Ha sido un día soleado, luminoso y frío. Un viento fuerte y helado barría el lugar. El único sonido era el del viento, cuando nueve personas han entrado en el recinto. Entre ellas una anciana y un niño a los que separaban setenta años de edad.
Pasados unos minutos todos miraban hacia ningún lugar, escuchando atentamente lo que estaba ocurriendo a su lado. La anciana hablaba con un hombre que no estaba; le decía que todo lo que estaba delante había sido cosa de sus hijos, que ella no se había visto en nada. Lloraba mientras hablaba. El niño la rodeaba con sus pequeños brazos. Ella se apoyaba en él. Él la abrazaba y le decía: no llores abuela, yo estoy aquí. Mientras se lo decía, él también tenía los ojos tristes. Ellos estaban en su isla mientras los demás observaban, escuchaban y los dejaban apoyarse el uno en el otro. La anciana era la primera vez que estaba allí desde aquel día. El niño era la primera vez que estaba.

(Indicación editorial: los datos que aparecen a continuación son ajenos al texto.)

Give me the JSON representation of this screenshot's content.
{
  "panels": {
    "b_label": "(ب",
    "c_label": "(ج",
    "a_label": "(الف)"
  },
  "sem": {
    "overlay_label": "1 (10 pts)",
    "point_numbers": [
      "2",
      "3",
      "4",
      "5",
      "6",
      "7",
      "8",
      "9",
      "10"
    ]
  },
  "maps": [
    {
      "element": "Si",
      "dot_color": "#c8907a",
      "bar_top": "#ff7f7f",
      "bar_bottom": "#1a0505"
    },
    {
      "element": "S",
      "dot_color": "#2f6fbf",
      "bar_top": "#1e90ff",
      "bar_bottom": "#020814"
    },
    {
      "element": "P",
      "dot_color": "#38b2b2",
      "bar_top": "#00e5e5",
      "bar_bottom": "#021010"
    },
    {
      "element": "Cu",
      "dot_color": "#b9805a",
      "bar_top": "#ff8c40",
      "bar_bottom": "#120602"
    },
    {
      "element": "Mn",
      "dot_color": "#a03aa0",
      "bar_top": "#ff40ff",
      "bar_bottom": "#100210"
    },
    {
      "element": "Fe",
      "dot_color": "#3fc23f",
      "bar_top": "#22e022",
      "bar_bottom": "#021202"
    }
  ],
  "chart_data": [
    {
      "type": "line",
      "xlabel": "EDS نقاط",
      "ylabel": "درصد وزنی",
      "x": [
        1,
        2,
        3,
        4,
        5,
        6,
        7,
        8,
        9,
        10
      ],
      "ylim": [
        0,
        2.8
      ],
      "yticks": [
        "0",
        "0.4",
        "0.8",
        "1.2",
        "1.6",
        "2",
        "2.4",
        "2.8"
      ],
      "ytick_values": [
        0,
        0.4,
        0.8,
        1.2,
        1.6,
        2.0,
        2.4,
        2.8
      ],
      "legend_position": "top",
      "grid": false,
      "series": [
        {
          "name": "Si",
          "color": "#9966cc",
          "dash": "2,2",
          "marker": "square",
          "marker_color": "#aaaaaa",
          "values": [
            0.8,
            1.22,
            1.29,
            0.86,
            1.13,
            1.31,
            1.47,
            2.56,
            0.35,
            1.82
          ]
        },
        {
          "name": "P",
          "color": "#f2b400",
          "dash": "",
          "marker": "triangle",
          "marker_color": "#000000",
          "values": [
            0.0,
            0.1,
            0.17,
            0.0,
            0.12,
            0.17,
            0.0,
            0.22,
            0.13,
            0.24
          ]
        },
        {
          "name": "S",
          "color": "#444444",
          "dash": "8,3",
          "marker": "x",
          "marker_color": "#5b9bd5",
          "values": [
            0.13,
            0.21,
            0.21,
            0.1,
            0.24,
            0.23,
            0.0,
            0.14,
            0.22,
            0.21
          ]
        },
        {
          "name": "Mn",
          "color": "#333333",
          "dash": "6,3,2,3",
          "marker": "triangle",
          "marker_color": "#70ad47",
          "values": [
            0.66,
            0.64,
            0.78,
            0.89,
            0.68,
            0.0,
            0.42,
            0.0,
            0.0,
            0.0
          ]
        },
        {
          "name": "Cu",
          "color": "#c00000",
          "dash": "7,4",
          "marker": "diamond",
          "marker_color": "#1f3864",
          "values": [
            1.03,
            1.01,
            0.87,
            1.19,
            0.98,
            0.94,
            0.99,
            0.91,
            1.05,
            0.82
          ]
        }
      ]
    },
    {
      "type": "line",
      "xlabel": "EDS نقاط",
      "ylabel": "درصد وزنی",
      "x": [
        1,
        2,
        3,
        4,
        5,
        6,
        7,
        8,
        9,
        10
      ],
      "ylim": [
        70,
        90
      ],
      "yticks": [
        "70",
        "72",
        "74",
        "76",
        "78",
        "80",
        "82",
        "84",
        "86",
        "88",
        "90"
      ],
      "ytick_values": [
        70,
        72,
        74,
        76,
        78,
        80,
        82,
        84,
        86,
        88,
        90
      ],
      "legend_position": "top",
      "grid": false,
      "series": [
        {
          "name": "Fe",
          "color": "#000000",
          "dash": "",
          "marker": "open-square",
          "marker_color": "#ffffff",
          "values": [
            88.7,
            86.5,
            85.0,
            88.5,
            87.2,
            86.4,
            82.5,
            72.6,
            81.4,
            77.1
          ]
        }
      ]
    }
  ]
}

La anciana y el niño han vuelto a casa sin soltarse la mano. Los demás han vuelto en silencio. Y quién esto escribe ha vuelto queriendo creer que el hombre por el estábamos allí, estuviera dónde estuviera, ha sonreído.
Quería plasmar ese momento para recordarlo siempre, pero a veces las fotografías no reflejan tantas emociones.
He vuelto a casa pensando en la manera de hacerlo. Creo que ésta es la mejor forma. Sólo las palabras pueden transmitir todas las emociones, todos los sentimientos vividos esta tarde.